I had anticipated that the media schemata that had been developed throughout more than 50 years of radio would be more confrontational and contribute to the theatrical setting of the 0+Ball. I had not realized that these radio schemata, when mediating presence and information that is consciously received, had become part of our private environments. People used to gather around the radio before TV took over the living rooms. I considered this habit of gathering around the radio to be a quality of the medium, while it actually appeared to be the common behaviour of a certain generation of people in a certain culture at a certain time, as discussed in chapter 2. In 1990 radio had become a medium that one used at home while engaged with other things, or when driving the car or painting the house, for example. In public places it was mostly perceived as acoustic wallpaper. The inherent power of radio was not bound to the medium, but to the habits of the time and those habits did not enable a programme like Radio Paradiso to become part of a theatrical show in this way. Heleen Riper, when reviewing this text, asked what would have happened had the connection with San Francisco been televised. Apart from the fact that video conferencing was still a very expensive, exclusive and elaborate technical enterprise at the time, the media schemata of television did include 'watching together' in 1990 which was much more common than radio being listened to jointly in 1990.

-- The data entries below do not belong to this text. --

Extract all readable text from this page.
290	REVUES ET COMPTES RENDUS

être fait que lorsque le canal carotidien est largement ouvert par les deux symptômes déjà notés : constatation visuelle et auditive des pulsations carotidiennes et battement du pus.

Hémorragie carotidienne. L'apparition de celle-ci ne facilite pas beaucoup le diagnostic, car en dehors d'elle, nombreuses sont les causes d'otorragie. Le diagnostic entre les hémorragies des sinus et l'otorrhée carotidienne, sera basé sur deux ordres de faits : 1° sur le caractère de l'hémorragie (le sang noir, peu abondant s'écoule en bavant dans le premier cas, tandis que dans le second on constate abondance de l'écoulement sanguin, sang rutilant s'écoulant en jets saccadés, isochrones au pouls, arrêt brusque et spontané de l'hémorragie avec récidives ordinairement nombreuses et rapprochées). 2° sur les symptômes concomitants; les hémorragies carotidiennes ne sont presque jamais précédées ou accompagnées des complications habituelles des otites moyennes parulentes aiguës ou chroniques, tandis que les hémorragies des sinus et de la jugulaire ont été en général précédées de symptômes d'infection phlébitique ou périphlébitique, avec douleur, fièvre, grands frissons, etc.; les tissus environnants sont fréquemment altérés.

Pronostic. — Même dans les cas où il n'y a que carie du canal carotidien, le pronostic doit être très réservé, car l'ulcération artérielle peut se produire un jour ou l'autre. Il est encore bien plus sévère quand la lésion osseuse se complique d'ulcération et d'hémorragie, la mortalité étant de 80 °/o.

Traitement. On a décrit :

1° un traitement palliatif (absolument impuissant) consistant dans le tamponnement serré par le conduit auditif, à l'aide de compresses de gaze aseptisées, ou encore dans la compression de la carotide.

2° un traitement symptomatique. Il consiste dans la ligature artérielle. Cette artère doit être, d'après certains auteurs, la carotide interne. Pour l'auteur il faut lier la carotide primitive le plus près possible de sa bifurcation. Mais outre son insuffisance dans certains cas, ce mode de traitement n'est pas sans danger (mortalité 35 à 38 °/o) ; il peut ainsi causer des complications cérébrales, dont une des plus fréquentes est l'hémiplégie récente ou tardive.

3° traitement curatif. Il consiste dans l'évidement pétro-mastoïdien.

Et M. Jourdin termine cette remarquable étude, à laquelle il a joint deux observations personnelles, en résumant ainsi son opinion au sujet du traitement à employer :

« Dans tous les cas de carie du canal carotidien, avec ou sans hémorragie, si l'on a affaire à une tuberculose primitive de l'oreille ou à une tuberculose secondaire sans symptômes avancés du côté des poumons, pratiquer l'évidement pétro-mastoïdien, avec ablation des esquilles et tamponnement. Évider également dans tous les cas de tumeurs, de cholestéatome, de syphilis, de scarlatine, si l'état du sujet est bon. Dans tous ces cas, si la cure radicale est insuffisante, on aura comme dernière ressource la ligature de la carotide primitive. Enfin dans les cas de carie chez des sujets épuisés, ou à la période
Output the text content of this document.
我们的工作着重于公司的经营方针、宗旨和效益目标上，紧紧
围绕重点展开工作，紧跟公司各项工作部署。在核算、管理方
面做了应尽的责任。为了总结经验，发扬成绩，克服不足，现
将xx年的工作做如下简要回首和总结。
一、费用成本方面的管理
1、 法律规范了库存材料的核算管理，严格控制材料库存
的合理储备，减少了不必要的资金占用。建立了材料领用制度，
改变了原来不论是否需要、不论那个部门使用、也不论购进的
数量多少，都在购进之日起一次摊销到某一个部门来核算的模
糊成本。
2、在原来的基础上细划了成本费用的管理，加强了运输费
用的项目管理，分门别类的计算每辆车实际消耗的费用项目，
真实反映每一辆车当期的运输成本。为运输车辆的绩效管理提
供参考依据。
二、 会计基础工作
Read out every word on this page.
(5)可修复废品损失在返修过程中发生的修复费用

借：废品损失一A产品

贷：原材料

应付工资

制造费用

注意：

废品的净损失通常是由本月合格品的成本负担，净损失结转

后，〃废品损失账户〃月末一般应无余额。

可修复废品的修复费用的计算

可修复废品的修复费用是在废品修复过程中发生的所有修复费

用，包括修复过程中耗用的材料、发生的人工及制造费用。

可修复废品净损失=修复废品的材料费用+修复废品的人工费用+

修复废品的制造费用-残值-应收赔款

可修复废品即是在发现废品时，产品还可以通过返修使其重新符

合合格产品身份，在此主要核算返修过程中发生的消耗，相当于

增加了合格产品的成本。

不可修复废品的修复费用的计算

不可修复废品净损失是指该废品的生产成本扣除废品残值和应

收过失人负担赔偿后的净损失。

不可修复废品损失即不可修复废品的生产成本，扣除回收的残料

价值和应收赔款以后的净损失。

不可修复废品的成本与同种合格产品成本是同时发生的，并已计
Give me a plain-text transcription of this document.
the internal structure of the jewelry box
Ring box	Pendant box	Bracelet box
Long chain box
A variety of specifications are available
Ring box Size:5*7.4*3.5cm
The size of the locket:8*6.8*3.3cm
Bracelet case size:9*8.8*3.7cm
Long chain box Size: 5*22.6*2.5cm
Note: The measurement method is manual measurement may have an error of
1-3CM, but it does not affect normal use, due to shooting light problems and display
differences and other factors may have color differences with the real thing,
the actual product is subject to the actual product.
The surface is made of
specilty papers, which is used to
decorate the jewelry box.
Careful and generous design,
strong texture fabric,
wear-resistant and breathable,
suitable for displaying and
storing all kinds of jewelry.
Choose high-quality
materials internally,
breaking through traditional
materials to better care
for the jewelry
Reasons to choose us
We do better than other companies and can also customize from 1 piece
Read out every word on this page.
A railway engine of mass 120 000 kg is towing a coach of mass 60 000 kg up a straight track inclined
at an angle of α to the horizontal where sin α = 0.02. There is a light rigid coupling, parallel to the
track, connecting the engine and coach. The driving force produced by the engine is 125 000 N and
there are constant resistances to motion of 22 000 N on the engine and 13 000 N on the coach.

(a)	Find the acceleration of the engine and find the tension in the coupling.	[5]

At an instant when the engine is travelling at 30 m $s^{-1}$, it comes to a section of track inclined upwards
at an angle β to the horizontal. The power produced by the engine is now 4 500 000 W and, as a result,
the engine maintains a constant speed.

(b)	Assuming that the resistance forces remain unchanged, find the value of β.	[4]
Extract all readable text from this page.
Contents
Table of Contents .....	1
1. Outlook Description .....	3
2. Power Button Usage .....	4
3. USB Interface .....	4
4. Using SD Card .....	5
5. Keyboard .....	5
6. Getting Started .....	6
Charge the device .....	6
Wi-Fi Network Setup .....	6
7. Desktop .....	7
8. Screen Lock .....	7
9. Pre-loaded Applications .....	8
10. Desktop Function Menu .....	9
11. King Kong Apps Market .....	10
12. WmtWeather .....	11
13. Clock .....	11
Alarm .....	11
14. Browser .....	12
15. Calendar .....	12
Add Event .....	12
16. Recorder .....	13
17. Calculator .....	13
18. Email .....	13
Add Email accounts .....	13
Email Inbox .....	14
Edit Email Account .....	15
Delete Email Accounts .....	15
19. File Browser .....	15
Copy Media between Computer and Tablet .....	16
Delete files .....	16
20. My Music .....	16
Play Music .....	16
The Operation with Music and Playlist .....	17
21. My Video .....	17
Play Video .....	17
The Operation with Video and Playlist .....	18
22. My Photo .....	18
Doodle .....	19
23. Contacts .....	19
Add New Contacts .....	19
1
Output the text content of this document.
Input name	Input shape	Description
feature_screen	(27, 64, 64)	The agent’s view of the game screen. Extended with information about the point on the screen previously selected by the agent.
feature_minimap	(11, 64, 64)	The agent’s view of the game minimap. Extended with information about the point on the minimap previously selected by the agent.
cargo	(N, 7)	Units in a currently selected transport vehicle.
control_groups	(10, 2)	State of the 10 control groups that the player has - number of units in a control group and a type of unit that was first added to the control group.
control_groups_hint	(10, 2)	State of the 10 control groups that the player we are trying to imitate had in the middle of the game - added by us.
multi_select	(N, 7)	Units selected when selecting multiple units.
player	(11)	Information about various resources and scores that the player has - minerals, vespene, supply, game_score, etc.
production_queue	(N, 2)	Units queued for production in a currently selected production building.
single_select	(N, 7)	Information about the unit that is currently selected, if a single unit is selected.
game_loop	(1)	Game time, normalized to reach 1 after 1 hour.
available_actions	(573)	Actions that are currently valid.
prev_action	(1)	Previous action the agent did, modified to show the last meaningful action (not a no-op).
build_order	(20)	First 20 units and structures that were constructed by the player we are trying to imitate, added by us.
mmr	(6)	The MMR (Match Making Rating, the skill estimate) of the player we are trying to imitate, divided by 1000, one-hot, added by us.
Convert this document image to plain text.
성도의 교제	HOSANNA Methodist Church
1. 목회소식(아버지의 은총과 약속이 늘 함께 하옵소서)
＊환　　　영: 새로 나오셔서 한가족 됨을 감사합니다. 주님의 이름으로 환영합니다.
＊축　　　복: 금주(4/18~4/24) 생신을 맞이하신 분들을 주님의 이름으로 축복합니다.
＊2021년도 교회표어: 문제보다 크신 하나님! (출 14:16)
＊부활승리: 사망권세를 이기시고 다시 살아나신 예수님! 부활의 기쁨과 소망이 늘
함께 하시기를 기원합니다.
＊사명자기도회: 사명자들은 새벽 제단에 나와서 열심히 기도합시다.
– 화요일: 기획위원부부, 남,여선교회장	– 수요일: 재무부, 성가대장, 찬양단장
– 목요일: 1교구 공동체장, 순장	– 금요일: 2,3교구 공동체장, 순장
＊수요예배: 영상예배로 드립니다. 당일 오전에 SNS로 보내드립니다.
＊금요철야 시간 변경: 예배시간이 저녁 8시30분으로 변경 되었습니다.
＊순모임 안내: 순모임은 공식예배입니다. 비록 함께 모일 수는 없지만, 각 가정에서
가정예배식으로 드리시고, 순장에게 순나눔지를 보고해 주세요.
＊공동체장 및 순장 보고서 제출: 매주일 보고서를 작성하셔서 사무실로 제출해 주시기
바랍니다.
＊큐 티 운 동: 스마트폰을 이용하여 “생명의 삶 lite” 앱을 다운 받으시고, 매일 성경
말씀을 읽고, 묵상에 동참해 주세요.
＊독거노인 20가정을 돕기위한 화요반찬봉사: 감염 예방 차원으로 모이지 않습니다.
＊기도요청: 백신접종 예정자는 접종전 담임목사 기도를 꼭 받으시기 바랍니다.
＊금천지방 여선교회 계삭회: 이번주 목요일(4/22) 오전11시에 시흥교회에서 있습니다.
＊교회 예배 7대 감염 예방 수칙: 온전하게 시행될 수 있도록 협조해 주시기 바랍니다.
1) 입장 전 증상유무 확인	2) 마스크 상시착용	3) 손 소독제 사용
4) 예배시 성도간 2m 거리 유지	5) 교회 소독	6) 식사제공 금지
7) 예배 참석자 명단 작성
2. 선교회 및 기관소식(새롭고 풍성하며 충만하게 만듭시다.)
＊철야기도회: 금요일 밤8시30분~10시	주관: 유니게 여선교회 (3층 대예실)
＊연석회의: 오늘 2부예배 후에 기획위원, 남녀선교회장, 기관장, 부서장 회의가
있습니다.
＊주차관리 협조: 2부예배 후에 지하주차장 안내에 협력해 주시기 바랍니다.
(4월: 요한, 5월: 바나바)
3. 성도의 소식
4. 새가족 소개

Apart from a certain lack of attention and understanding for a medium, and apart from a social interface that meditates trust, there was also the problem that for many visitors to Paradiso the radio programme was merely sound. It did not provide them with information because they did not realise the situation in San Francisco. One also needs to mediate 'context' for mediated presence to become meaningful. Mediating context is highly complex, it requires insight into each other's situation historical, political, social, cultural and economic for words to become meaningful. Therefore, prior knowledge, and experiences, of the other location and people with whom one can connect in a trustworthy relationship all appear to be prerequisites for such mediated presence to succeed in the sense that it becomes part of the action in the natural presence environment where the mediated presence is received. Images convey more information in the same second than sound does. But sound makes a connection that is more 'real'.